Fantômes et mystères
En 1963, Robert Wise révolutionne le film de fantômes et de maisons hantées, avec sa terrifiante Maison du Diable. Un an plus tard, Antonio Margheriti, cinéastique typique de l'âge d'or du cinéma bis italien, s'attaque avec Danse Macabre au même thème.
Partant sur un postulat classique à l’extrême, le film s’écarte cependant avec beaucoup d’astuce des poncifs du genre. Grâce à un scénario très intelligent, doté de dialogues particulièrement travaillés, qui plongent sans peine le spectateur dans l’Angleterre de la fin du xixe siècle, le film se pare d’emblée d’une ambiance bien particulière. Ambiance rehaussée par la qualité du travail sur le noir et blanc, jouant autant sur les lumières – la majorité du film voit les personnages s’éclairer à la bougie ou via des lampes – que sur leur absence – notamment lorsque seuls les visages des personnages, témoins incapables d’avoir prise sur ce qu’ils voient, apparaissent dans un cadre de ténèbres.
La qualité évidente de la photographie ne doit pas faire oublier le soin apporté à la mise en scène, jouant de très jolie façon sur la façon dont se mêlent présent et passé, dans une lente descente vers l’enfer et la folie qui attendent de leurs griffes le pauvre journaliste qui a décidé de passer la nuit dans la demeure hantée.
Pépite brute du passé
Bien entendu, comme dans toute réalisation d’horreur d’une certaine époque, les effets faisant bondir à l’époque sont passés, pour ne pas dire dépassés. L’utilisation de la musique, non pas une mise en ambiance, mais bel et bien une représentation des sentiments des personnages et des actions entreprises à l’image, prête ainsi à sourire, de même que les bruitages outranciers, tout comme le – rare – surjeu de certains acteurs en certaines situations.
Malgré tout, et grâce à une palette de talents de l’époque (la superbe Barbara Steele, Georges Rivière, etc.), Danse Macabre parvient encore à convaincre et, à défaut de créer de la frayeur, à passionner. Le film joue avec talent sur le double mythe de la maison hantée et du vampire, sans en galvauder aucun. Au contraire, il en tire les essences les plus intéressantes, grâce à un usage modéré et inventif, soutenu par la qualité de l’ambiance qui sous-tend l’ensemble du film et par une qualité de gestion de l’espace remarquable.
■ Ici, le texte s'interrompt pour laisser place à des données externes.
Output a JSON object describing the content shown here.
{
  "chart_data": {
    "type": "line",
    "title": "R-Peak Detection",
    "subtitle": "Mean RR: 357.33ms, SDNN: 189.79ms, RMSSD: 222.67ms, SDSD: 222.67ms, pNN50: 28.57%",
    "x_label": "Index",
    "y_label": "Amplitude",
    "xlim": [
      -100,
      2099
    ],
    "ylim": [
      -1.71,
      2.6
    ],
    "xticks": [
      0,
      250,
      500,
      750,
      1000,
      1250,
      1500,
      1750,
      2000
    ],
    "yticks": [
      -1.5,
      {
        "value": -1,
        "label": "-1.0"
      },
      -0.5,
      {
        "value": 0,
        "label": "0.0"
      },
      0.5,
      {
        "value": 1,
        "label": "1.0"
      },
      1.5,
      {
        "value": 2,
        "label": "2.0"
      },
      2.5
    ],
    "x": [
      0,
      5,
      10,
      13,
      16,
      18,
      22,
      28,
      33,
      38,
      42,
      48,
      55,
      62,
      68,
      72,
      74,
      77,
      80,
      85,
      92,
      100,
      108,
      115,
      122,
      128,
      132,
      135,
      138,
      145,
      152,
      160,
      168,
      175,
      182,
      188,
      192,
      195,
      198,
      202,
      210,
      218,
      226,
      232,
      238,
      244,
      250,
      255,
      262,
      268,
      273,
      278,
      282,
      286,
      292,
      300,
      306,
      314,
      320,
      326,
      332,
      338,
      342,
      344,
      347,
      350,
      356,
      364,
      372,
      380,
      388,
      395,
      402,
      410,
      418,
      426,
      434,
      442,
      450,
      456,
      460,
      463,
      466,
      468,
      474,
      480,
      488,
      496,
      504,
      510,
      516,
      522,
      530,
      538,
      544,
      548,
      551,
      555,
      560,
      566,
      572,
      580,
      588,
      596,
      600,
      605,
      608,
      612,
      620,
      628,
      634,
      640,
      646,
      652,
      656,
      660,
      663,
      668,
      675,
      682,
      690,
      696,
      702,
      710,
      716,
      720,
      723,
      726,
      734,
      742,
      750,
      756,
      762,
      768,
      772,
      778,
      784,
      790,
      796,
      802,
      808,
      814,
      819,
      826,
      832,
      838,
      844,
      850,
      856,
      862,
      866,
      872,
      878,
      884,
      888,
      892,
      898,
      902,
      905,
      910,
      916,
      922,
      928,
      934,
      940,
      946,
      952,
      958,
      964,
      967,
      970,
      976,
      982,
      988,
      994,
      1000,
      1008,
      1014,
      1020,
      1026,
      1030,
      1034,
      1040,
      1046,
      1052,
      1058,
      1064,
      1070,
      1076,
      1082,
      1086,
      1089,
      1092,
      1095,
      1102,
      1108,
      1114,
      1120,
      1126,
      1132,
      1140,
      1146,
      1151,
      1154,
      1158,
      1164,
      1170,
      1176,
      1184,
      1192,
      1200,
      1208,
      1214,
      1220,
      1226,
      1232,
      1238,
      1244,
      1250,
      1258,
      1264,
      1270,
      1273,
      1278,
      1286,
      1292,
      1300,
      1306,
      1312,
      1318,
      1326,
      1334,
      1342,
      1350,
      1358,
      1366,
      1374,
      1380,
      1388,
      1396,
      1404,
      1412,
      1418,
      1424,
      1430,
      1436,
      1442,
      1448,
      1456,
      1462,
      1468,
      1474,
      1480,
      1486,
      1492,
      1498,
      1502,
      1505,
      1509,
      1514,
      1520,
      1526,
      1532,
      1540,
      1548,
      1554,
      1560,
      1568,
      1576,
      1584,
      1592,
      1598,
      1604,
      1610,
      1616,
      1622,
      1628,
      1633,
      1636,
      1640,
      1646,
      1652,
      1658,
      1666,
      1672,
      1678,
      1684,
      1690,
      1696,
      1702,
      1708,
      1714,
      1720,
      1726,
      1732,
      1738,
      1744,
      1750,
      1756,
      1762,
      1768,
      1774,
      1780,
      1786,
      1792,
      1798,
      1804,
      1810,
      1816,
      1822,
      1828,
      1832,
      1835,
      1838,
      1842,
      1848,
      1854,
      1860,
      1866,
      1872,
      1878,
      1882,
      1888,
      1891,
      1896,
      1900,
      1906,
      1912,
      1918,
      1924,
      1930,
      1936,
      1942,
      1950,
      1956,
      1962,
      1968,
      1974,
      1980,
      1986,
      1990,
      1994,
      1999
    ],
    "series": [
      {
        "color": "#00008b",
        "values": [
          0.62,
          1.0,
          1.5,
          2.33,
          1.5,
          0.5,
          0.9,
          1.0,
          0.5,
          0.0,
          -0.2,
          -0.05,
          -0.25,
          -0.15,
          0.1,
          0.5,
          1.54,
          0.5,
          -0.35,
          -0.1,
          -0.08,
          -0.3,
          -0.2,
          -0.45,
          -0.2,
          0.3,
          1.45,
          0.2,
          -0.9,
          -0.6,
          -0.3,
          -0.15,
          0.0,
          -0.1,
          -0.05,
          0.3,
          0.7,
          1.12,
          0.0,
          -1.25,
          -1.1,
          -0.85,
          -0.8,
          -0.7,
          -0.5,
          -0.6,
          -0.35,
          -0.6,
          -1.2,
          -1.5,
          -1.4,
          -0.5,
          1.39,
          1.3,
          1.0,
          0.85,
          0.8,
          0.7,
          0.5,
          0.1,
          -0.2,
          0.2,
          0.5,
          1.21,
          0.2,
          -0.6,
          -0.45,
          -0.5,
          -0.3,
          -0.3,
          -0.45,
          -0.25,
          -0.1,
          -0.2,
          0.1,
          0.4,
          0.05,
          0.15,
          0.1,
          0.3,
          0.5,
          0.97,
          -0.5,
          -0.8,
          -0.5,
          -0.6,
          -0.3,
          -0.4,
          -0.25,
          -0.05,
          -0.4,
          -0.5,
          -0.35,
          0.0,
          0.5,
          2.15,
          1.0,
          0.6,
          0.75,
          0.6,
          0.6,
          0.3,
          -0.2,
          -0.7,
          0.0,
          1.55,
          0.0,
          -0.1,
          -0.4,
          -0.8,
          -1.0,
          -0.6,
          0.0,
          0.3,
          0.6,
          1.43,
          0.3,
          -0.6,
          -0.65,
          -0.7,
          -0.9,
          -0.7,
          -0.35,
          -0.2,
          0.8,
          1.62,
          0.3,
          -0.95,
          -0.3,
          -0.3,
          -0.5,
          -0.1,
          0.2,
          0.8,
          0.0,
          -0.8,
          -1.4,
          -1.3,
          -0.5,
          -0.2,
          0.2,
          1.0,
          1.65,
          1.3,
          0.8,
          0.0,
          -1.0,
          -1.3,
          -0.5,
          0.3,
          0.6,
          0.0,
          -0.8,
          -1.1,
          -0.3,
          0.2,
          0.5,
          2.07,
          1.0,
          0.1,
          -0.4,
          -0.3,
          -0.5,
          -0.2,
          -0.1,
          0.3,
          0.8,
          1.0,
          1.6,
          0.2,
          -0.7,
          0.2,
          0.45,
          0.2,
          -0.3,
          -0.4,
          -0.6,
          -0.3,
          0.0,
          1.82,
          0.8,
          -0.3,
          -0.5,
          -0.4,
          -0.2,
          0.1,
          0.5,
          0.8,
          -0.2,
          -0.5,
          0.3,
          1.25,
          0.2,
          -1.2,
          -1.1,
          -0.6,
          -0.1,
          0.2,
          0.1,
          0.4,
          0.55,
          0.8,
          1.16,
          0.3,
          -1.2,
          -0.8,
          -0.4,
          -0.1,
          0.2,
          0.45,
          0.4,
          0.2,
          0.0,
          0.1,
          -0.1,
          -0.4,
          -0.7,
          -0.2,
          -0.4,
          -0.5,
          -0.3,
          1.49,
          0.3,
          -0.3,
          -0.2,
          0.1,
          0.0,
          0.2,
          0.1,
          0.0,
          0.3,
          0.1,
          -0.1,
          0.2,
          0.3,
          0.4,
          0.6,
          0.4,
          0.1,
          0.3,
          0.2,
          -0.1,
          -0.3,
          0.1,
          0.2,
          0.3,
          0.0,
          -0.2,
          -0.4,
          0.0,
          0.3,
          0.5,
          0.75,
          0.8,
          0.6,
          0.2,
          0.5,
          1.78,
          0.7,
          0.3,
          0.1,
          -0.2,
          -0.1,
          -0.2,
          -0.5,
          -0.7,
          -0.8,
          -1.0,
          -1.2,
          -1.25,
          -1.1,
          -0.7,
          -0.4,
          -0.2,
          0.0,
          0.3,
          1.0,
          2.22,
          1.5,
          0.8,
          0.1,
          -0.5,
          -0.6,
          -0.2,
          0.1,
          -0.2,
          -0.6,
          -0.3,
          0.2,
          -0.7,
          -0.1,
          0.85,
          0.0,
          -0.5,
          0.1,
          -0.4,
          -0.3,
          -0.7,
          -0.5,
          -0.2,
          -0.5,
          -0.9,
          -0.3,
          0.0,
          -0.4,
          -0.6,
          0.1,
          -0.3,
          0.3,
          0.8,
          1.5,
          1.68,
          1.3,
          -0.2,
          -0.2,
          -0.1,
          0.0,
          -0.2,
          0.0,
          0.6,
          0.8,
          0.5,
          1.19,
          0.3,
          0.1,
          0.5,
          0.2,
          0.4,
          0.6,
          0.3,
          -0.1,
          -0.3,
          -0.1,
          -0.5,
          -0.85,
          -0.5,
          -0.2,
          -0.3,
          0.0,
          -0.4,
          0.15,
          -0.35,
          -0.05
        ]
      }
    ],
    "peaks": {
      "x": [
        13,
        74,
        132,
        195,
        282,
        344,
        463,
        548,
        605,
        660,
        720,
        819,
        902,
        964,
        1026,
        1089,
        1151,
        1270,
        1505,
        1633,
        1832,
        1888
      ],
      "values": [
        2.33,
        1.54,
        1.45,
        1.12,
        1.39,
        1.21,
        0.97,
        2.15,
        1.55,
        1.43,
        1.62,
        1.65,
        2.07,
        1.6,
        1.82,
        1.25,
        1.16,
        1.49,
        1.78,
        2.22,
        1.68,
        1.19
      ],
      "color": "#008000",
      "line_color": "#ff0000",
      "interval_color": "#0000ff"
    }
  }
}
Fourmillant de trouvailles et d’idées pour mêler passé et présent, tout en représentant la descente dans la folie d’un homme confronté à une situation impossible (à se demander si Kubrick ne s’en est pas inspiré pour son Shining), Danse Macabre mêle amour et horreur dans une mouvance typiquement romantique, jusqu’à son magnifique final. Et il parvient même, dans certains de ses aspects, à se parer d’une modernité de ton et d’idées, transformant un simple film de fantômes en une œuvre intemporelle.